Storage inventories increased to 2.416 Tcf for the week ended July 22, the US Energy Information Administration reported on July 28. The weekly build was smaller than an S&P Global Commodity Insights' survey of analysts calling for a 25 Bcf draw, but within the wide range of responses between 2 Bcf and 47 Bcf.

The net injection was also substantially less than the 38 Bcf build reported during the corresponding week in 2021 and the five-year average build of 32 Bcf, according to EIA data. As a result, stocks sit 293 Bcf, or 10.8%, below the year-ago level of 2.709 Tcf and 345 Bcf, or 12.5%, less than the five-year average of 2.416 Tcf. Volumetrically, the build puts storage levels at their widest distance to the five-year average so far in 2022, and the widest, percentage-wise, since June.

US gas futures falter

Despite the ostensibly bullish nature of a smaller build that widens the deficit, the NYMEX Henry Hub September contract dropped more than 40 cents in July 28 trading.

The prompt-month contract did not see much of a response in the first ten minutes after the report published, remaining in a range of $8.52-$8.55/MMBtu, near its prior-day settlement of $8.554/MMBtu. By mid-session, however, the contract had fallen toward the $8.20s/MMBtu, before ultimately settling 42 cents lower at $8.134/MMBtu.

The market may have already priced in expectations of a smaller build, analysts said.

"I think you see a perfect example of a market that was anticipating these numbers," Phil Flynn, senior market analyst with Price Futures Group, told S&P Global in a telephone interview. "We had the most historic run in prices that we've see in one month ever in the futures contract, percentage-wise. What can you do for an encore?"

NYMEX Henry Hub August hurtled nearly 60% higher from its July 1 settlement of $5.73/MMBtu to its recent peak of $8.993/MMBtu on July 26.

Part of the drop in US gas futures could also be attributed to seasonal changes, as traders now look ahead to September supply and demand fundamentals instead of August. Soaring gas-fired power demand from multiple heat waves has been a major driver of the recent streak of smaller weekly storage builds and provided support to higher prices.

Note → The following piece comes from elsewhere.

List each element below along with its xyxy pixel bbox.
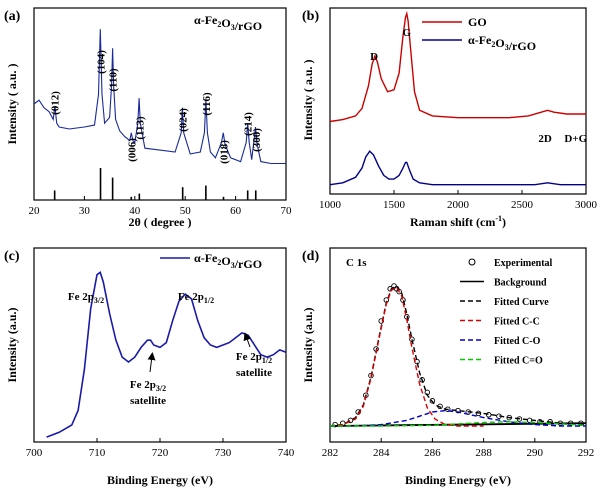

While National Weather Service outlooks show above-normal temperatures continuing through at least October, typically gas-fired power demand peaks in July and August.

"July is almost over, and while it is getting hotter, climate change hasn't impacted seasonal weather enough yet to assume we aren't going to see autumn this year," Flynn said.

Outlook

A forecast by S&P Global's supply and demand model calls for a larger 27 Bcf build for the week ending July 29, which would be larger than the five-year average build of 33 Bcf but below the 16 Bcf observed for that week in 2021.

As a result, the deficit to the five-year average would widen slightly to 12.6% while also reducing the distance to year-ago levels to 10.3%.

Platts Analytics data shows that gas-fired power demand has eased around 2 Bcf/d during the week in progress. Power sector demand for gas averaged 44.6 Bcf/d for July 23-28, down from 47.6 Bcf/d for the week ended July 22.